Baisse de l’euro : effets contrastés sur le Maroc

La compétitivité prix des exportations marocaines facturées en euro pourrait être négativement impactée par la baisse de la monnaie unique. Les exportations en dollar devraient par contre gagner au change, tandis que les importations, notamment énergétiques, seraient, elles, affectées par la montée du billet vert.

Malgré le ralentissement de l’activité manufacturière aux Etats-Unis au mois de janvier de cette année et une croissance moindre que celle prévue au cours de décembre 2014, la monnaie unique européenne, l’euro, continue de baisser face au dollar. Mardi 3 février, 1 euro s’échangeait à 1,15 dollar en début de soirée, soit un niveau inférieur à celui de sa première cotation le 4 janvier 1999 (à 1,1736 dollar à l’époque). Cette baisse, grosso modo, redonne du pouvoir d’achat aux ménages de la zone euro et de la compétitivité aux entreprises exportatrices.
Pour le Maroc, qui réalise près de deux tiers (65,8%) de ses échanges commerciaux avec l’Europe, les retombées de cette dépréciation de l’euro seraient contrastées. Pour les importateurs, qui facturent en euro, le gain est évident, sans que l’on puisse dire pour autant dans quelles proportions. Car, les exportateurs en général, les Occidentaux en particulier, se couvrent contre les variations de change. On peut imaginer aussi que la dette du Maroc, en grande partie libellée en euro, s’allègerait quelque peu du fait de cette dépréciation de l’euro.
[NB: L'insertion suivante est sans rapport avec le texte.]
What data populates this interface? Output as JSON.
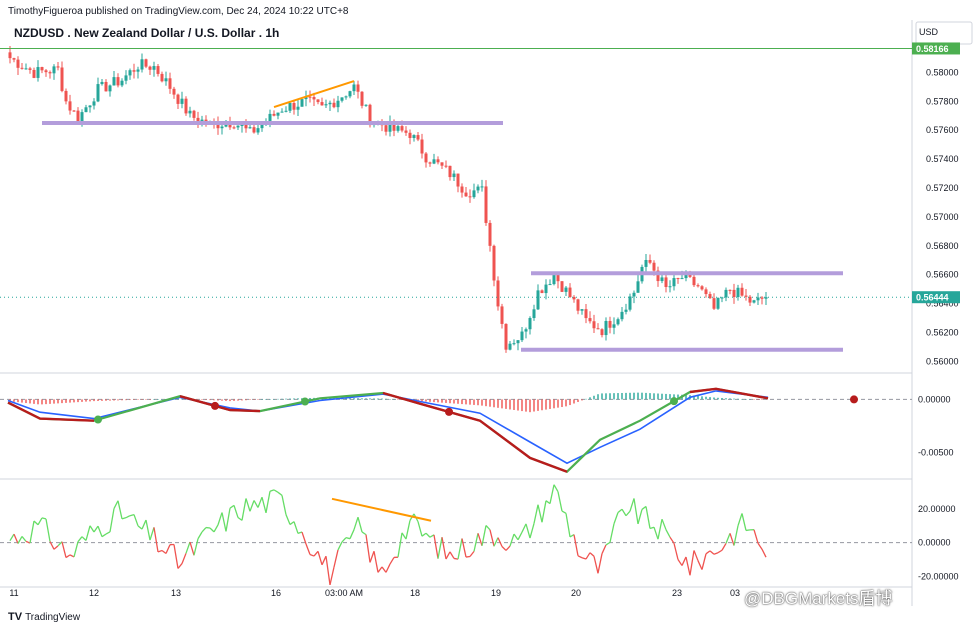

Les exportateurs qui facturent en dollar sont gagnants

Mais comme, dans le même temps, le dollar s’est considérablement apprécié depuis déjà plusieurs mois, la catégorie d’importateurs qui achète dans cette monnaie devrait, par contre, se trouver pénalisée. Rien que sur le premier mois de cette année, le dirham s’est déprécié en valeur nominale de plus de 3% par rapport au billet vert. Il se trouve que le Maroc importe toute l’énergie qu’il consomme et cette matière est facturée en dollar ; sans parler du fait que l’Asie, qui utilise généralement le dollar dans ses relations commerciales, est le deuxième partenaire du Maroc.
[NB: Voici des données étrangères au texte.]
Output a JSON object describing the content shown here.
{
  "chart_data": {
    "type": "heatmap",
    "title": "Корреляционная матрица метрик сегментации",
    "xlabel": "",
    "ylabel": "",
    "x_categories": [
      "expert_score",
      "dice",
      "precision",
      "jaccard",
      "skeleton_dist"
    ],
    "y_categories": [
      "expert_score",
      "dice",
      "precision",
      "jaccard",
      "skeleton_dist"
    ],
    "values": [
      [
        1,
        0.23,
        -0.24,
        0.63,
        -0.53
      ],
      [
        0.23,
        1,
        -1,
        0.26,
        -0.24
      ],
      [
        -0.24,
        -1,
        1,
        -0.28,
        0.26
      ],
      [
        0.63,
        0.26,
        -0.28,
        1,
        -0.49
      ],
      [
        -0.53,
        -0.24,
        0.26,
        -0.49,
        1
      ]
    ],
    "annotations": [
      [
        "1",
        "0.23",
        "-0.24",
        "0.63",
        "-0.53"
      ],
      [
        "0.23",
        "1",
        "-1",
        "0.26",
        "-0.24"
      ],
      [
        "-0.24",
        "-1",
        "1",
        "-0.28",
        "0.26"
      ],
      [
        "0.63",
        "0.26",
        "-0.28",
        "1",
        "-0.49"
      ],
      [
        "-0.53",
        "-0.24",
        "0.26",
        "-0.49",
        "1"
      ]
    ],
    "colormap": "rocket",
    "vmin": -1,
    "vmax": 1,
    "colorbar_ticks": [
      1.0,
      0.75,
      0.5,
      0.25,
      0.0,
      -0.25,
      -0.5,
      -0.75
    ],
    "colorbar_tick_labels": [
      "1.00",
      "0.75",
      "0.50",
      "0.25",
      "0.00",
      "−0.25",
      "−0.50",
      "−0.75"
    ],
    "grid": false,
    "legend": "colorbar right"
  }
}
Du côté des exportateurs, là aussi, la situation est contrastée : la compétitivité prix de produits facturés en euro risque d’être rognée un peu plus en raison de l’appréciation concomitante du dirham, fortement indexé à l’euro (la monnaie unique européenne représente 80% du panier de devises servant à la cotation du dirham). Par contre, des exportateurs, comme l’OCP par exemple (qui facture en dollar), trouveraient sans doute leur compte dans la montée de la devise américaine. Autant dire que l’évolution des parités des principales devises en usage dans le commerce international produit des effets différenciés sur le Maroc.